On Tue, Dec 8, 2015 at 11:00 PM, William A Rowe Jr <wr...@rowe-clan.net> wrote:
>
> Apache httpd server offers limits on the number
> of incoming headers, the number of bytes in those headers, the number of
> bytes in the request line, the length of the URI.  The maximum request body
> length.  This is just one more limit, but not an actual *limitation*,
> because the request will be processed, simply not by changing protocols
> first, per RFC7230.

Agreed.

> On Tue, Dec 8, 2015 at 2:22 PM, Jacob Champion <champio...@gmail.com> wrote:
>>
>> 1) 100 Continue is sent whether the request is upgraded or not, which
>> makes it impossible to use a continue handshake to quickly determine upgrade
>> limits, and

100-continue is sent only if the client Expect's it, that's not mandatory.

>
>> 2) returning 413 during an upgrade would be ambiguous anyway. Is the 413
>> really related to the request target, or is it just because I tried to
>> upgrade and my request was temporarily limited?
>
> It never would.  The possible results are the normal response in http/1.1
> protocol, or 426 to tell the client it still must change protocols first.
[]
>
> Our httpd http/1.1 server
> doesn't and cannot care, it can read-ahead the same network bucket it was
> going to read anyways, and let the new protocol handler decide, very early
> or very late in the cycle, whether the upgrade will happen.  If it won't,
> httpd must continue to serve the response sticking to http/1.1.

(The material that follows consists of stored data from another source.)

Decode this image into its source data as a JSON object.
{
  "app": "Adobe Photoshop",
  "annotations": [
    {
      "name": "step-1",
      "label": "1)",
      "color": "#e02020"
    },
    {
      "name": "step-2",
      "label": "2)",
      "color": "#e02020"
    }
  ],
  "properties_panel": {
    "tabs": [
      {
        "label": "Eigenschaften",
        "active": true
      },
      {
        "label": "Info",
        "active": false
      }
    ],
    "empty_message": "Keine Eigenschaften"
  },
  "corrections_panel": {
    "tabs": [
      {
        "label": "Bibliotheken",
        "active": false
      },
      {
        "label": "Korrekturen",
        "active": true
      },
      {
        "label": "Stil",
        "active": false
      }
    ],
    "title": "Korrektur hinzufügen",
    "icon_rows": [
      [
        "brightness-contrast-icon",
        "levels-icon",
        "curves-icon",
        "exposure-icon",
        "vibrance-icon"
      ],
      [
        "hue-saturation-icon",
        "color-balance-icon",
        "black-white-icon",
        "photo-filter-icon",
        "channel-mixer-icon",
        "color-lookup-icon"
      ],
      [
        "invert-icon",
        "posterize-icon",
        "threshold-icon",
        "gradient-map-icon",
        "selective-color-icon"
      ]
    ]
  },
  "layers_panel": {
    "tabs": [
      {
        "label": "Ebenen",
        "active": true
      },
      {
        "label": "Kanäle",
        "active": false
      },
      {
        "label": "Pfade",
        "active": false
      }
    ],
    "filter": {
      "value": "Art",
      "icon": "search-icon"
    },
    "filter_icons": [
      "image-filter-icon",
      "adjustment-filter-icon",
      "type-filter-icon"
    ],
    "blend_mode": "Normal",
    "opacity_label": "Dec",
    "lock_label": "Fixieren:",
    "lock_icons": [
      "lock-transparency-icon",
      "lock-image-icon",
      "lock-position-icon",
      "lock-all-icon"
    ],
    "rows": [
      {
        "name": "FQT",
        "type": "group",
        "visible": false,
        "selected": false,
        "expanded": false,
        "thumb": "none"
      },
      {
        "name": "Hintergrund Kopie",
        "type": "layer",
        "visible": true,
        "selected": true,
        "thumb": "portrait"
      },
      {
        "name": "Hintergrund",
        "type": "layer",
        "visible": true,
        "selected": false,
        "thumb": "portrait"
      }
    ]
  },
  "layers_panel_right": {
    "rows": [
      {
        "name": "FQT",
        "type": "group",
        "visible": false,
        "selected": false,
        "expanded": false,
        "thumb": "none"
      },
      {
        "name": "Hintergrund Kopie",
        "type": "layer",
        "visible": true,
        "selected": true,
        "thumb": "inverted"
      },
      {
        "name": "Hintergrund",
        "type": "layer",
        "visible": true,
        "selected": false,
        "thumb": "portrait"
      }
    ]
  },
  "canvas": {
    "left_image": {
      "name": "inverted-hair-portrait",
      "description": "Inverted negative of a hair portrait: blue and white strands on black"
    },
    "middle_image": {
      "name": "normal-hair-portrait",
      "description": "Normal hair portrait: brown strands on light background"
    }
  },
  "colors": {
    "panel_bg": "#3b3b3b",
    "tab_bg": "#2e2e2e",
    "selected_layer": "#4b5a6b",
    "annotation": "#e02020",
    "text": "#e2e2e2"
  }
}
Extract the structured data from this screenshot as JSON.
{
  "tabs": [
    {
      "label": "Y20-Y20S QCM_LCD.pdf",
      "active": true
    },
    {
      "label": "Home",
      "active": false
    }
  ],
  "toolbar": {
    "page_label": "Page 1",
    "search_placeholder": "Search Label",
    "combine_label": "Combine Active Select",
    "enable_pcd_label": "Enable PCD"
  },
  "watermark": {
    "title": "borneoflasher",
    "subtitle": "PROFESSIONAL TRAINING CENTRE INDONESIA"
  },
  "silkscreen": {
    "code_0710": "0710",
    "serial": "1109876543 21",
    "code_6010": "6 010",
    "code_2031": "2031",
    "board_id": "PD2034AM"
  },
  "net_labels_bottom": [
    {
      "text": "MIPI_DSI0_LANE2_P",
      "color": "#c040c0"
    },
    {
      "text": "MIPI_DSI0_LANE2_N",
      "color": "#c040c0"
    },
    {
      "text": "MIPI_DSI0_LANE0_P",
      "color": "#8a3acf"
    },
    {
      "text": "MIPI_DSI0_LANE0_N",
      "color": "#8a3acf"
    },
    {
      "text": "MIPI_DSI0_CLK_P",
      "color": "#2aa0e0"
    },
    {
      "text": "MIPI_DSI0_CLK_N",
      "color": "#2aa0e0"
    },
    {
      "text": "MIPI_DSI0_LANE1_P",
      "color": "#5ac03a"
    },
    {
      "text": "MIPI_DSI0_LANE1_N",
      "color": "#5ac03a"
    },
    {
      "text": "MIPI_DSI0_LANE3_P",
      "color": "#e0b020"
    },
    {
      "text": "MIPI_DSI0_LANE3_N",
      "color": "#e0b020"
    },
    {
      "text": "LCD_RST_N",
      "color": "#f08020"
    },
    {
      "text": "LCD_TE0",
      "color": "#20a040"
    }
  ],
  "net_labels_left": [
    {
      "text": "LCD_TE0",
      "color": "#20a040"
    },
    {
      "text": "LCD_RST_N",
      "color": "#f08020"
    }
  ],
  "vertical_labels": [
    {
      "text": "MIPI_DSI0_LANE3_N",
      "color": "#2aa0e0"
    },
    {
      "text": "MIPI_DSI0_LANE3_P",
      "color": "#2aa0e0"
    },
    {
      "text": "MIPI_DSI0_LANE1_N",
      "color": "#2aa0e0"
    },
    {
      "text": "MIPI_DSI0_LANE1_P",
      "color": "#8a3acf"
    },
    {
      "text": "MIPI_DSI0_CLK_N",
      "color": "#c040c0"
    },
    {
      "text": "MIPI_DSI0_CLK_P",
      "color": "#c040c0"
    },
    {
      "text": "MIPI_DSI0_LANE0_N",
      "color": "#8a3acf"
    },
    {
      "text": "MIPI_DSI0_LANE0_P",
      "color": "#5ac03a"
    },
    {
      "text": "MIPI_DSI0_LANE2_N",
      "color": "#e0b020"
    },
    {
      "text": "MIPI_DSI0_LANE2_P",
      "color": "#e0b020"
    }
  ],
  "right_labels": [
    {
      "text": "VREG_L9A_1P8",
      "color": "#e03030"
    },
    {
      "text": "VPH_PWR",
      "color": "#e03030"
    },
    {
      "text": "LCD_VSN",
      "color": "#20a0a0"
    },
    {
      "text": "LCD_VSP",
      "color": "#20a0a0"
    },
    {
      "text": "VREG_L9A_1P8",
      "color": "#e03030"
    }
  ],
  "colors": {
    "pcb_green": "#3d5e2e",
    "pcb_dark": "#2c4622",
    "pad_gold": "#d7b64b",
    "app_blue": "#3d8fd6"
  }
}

Agreed, the module/handler can read the (HTTP/1) body if it needs it,
or ignore it, in any case the core must do the right thing for this
body, and if some Protocols was elected, do the 101 switch before any
response bytes.
For empty response (i.e. simple/single 101 response), couldn't the
module/handler simply flush?
If so, an output filter could do the job...

>
> RFC7230 is baked, expect no changes.  The request (including 100-continue +
> body) is read, the protocol is switched if possible, otherwise the response
> is sent in http/1.1.  Those are our constraints.

Agreed (again), and that constraints are not that bad ("normal"
Upgrade handshakes should not have a huge payload anyway), so we
should be able to do an Upgrade in a single round trip.